The Place of Women

‘Blessed art thou, O Lord, our God! king of the universe, who hath not made me a woman.’ So runs the Jewish office book, ‘Daily Prayers’. This is an evil saying which feeds the worm of pride in the male heart and is opposed to the spirit of both the Old and New Testaments. It should find no echo in the hearts of Christian men.

Our Lord was supported in His ministry by women who travelled with His party and gave material assistance. Paul refers to ‘those women which laboured with me in the gospel’. In his time women prayed and prophesied and he did not rebuke them, 1 Cor. 11. 4-5. At the same time Scripture commands women to be silent in the churches, and does not permit a woman ‘to teach, nor to usurp authority over the man, but to be in silence’. There is no confusion error in logic here. A little clear, unbiased thinking reveals that the Scripture takes a balanced view of the place of women in church life. If only we were all as balanced!

To be frank, some men who take an extreme view of the matter and treat women with contempt, would be the first to fight for women’s rights if they themselves belonged to the opposite sex. Equally, some women who forget their modesty in these things would be the first to try to ‘keep women in their place’ if they belonged to the opposite sex.

There is no doubt whatsoever that the Bible forbids women to speak during the gatherings of the church. There is in fact a surprising agreement on this point between scholars of very different persuasions. Where a writer has no barrow to drive he generally accepts the fact that the ministry of women in the church is forbidden in Scripture. To illustrate this point we quote, without stopping to express here our general reaction to the publication, from the New English Bible;

‘As in all congregations of God’s people, women should not address the meeting. They have no licence to speak, but should keep their place as the law directs. If there is something they want to know they can ask their husbands at home. It is a shocking thing that a woman should address the congregation.’ ‘It is my desire, therefore, that everywhere prayers be said by the men of the congregation … A woman must be a learner, listening quietly and with due submission.’

Now it may be that some turned to this new translation expecting to find some softening down of apostolic teaching on this question. Instead, the facts are stated rather bluntly.

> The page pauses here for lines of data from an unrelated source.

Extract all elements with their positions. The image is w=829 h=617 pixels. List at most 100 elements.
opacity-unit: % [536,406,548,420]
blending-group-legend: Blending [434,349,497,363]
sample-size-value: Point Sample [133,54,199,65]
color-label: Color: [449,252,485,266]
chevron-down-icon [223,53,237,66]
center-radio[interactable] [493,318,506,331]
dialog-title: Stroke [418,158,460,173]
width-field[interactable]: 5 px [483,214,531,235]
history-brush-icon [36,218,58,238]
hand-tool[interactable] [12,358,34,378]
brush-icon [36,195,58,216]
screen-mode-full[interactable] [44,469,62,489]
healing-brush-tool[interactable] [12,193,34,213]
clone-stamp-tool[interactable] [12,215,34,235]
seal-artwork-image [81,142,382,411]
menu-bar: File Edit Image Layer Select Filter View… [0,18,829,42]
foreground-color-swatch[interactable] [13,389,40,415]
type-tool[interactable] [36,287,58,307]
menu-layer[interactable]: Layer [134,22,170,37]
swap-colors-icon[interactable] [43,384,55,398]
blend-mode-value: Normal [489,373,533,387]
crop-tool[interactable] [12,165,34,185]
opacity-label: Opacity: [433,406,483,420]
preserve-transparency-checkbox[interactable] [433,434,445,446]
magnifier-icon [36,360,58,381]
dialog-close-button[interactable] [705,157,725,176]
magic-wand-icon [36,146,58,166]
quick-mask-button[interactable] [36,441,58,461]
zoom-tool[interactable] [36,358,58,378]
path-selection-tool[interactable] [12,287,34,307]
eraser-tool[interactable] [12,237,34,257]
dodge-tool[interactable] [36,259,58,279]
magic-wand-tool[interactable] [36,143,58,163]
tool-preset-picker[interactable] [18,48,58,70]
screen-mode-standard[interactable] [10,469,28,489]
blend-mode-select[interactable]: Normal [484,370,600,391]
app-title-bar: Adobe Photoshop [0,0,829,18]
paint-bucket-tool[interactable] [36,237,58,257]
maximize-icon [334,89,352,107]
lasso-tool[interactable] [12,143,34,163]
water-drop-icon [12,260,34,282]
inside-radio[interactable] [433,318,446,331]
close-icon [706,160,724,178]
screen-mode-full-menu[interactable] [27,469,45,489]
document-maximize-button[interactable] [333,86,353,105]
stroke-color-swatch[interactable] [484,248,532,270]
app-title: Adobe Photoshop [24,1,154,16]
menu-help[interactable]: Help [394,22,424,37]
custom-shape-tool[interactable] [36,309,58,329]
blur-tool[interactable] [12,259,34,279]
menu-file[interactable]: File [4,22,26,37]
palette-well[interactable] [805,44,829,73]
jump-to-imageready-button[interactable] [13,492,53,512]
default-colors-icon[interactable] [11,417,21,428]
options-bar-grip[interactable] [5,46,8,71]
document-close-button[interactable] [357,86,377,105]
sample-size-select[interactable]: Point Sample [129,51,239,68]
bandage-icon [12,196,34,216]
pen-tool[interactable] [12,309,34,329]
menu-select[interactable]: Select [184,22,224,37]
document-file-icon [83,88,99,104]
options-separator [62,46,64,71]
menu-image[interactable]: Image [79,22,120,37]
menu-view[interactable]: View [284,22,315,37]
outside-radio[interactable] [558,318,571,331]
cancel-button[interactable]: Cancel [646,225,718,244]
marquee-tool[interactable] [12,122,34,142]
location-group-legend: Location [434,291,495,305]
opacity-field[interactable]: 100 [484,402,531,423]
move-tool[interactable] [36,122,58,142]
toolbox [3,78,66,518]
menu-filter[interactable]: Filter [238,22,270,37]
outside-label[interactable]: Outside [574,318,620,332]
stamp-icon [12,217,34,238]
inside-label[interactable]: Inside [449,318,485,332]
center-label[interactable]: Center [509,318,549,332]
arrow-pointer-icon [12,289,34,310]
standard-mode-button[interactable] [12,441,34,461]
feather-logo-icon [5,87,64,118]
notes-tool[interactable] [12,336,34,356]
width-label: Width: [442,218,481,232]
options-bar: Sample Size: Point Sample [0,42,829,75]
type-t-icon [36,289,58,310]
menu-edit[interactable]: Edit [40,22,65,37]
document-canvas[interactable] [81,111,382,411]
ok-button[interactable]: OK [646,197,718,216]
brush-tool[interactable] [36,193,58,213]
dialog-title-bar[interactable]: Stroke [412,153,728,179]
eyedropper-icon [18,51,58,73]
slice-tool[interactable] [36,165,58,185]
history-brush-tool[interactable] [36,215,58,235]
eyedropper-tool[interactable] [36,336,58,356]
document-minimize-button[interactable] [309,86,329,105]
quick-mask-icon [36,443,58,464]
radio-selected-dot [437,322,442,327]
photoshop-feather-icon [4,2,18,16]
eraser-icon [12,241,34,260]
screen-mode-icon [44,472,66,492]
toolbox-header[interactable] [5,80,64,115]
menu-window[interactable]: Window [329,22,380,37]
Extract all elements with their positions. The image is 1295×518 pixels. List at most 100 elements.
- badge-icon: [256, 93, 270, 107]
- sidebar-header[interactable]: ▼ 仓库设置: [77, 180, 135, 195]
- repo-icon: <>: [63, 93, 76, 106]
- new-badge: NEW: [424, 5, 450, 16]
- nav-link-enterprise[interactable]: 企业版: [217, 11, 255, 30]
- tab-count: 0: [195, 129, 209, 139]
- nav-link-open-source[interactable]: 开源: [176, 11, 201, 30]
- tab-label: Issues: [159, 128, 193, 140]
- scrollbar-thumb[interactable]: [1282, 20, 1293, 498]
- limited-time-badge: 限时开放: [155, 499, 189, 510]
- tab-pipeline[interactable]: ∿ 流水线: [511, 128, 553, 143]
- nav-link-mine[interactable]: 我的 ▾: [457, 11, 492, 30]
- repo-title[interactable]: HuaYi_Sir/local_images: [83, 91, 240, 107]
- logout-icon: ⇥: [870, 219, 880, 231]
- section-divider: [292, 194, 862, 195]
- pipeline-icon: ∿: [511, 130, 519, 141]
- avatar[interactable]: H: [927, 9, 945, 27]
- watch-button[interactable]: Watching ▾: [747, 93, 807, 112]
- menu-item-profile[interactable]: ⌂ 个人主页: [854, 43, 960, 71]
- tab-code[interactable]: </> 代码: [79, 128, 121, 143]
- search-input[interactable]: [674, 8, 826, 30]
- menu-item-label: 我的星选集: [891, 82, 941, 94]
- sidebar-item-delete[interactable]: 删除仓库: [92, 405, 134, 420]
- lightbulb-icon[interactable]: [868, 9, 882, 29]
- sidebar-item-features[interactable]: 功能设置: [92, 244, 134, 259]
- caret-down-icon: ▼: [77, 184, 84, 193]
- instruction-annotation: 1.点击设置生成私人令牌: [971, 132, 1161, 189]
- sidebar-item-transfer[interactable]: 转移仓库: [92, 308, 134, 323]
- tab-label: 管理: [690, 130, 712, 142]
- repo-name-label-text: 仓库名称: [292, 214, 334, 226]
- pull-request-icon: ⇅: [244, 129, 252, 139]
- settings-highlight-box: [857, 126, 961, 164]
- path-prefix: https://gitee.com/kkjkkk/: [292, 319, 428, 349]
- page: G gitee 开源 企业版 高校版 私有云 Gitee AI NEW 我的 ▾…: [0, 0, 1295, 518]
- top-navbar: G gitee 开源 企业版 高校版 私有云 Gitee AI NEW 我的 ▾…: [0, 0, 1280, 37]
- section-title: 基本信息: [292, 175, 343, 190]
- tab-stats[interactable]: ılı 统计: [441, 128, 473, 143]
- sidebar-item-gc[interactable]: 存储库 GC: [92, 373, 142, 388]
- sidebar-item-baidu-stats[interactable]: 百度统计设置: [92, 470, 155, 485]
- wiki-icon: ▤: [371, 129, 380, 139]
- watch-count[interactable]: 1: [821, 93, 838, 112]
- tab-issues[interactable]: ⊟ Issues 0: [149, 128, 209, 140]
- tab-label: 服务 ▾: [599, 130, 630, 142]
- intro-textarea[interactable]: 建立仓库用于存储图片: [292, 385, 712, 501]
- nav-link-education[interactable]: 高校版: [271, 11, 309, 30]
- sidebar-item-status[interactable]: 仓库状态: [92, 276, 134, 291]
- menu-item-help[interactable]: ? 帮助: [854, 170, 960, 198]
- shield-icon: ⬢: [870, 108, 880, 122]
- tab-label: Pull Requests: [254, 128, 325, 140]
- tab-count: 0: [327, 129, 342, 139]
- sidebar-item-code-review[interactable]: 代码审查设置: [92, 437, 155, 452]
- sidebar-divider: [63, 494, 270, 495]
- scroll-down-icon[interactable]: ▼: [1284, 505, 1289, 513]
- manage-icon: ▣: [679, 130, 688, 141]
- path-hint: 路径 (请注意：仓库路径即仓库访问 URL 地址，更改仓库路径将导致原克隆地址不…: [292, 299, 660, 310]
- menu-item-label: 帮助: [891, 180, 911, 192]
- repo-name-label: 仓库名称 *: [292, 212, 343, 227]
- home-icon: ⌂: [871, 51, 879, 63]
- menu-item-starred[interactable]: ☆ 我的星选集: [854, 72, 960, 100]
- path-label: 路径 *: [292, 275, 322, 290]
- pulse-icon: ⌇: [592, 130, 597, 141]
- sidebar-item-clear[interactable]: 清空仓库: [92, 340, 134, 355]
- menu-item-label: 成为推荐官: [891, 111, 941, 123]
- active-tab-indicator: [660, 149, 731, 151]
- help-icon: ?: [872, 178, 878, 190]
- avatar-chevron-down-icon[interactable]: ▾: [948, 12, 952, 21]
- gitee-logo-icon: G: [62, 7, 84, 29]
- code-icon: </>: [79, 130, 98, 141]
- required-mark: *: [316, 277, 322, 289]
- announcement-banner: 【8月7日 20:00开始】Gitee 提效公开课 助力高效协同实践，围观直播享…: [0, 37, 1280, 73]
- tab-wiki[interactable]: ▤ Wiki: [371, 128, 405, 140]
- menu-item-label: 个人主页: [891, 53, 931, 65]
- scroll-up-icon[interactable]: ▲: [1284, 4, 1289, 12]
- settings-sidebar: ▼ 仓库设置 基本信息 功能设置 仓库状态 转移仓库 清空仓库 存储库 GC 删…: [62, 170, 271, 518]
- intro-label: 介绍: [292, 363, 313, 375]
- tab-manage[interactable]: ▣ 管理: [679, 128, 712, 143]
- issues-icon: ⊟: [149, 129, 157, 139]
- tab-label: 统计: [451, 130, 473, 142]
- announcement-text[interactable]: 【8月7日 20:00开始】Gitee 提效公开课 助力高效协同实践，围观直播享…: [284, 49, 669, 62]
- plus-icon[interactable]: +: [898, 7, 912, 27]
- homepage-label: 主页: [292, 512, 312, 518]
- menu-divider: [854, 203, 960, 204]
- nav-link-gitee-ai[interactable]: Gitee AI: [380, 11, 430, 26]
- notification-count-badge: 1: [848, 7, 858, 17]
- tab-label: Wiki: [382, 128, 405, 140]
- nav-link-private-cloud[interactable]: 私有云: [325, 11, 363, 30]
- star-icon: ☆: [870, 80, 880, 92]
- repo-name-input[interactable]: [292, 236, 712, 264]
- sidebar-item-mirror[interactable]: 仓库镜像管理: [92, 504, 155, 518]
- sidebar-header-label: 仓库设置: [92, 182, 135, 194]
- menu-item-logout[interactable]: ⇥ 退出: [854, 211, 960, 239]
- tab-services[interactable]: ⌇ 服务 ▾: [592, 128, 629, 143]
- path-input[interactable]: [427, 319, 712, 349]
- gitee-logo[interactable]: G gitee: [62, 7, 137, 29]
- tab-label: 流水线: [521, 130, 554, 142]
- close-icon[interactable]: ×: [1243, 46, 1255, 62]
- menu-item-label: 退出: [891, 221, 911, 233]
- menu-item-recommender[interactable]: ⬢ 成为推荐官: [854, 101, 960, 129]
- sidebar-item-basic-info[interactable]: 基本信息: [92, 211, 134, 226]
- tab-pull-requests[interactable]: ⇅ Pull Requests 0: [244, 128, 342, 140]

If a person claims to believe the Bible, and yet is unwilling to accept its plain teaching on such a point as this, he will readily swallow a cheap, unscholarly interpretation, which involves the wresting of the Scriptures. The modernist is at least honest, for he says, ‘Obviously Paul wrote that, but it was just his prejudice against women’. Of course in this matter some believers are modernists.

It is an historical fact that these things were almost universally accepted in Christendom up to Queen Victoria’s reign. The few exceptions were largely enthusiastic movements marked by various excesses.

During Queen Victoria’s reign the spread of education and the employment of women in offices and factories promoted a new conception of womanhood. Some of the changes were good and simply an outworking of Christian principles. Others had no appeal to godly women. But, as so often happens, the church was expected to bring its practice into line with that of the world, regardless of Scripture. And weak Christians, in their usual hurry to be fashionable, brought forward various reasons why women should teach and govern in the church.

The Bible does not exclude women from public ministry in the gatherings of the church without giving a reason. It is better to accept the reasons of Scripture than to invent your own. Thus the Bible does not say that women are not to teach because there have been more false teachers among women than among men. Facts do not support that. What the Word of God says is: ‘For Adam was first formed then Eve. And Adam was not deceived, but the woman being deceived was in the transgression’.

It is not far us to question the decisions of God. He has decided that when the local church comes together women must not lead the worship or speak, because man had priority in creation and woman led the way in the Fall. We must accept this as we accept the fact of everyone’s involvement in Adam’s disobedience.

But Christian women must not be required to accept a heavier restraint than God had laid upon them. It is hard enough for a godly and gifted sister to sit silent whilst an ungifted and fleshly brother holds forth to no profit. She must not be prevented from doing the work which God has given her. Outside the gatherings of the assembly she has a large field. Who so well fitted to work among women as women? Who so likely to understand children?

Women who have no gift for public speaking often do a valuable work in private visitation and in providing hospitality in their own homes. Who can doubt that a great reward will be given for such unostentatious service?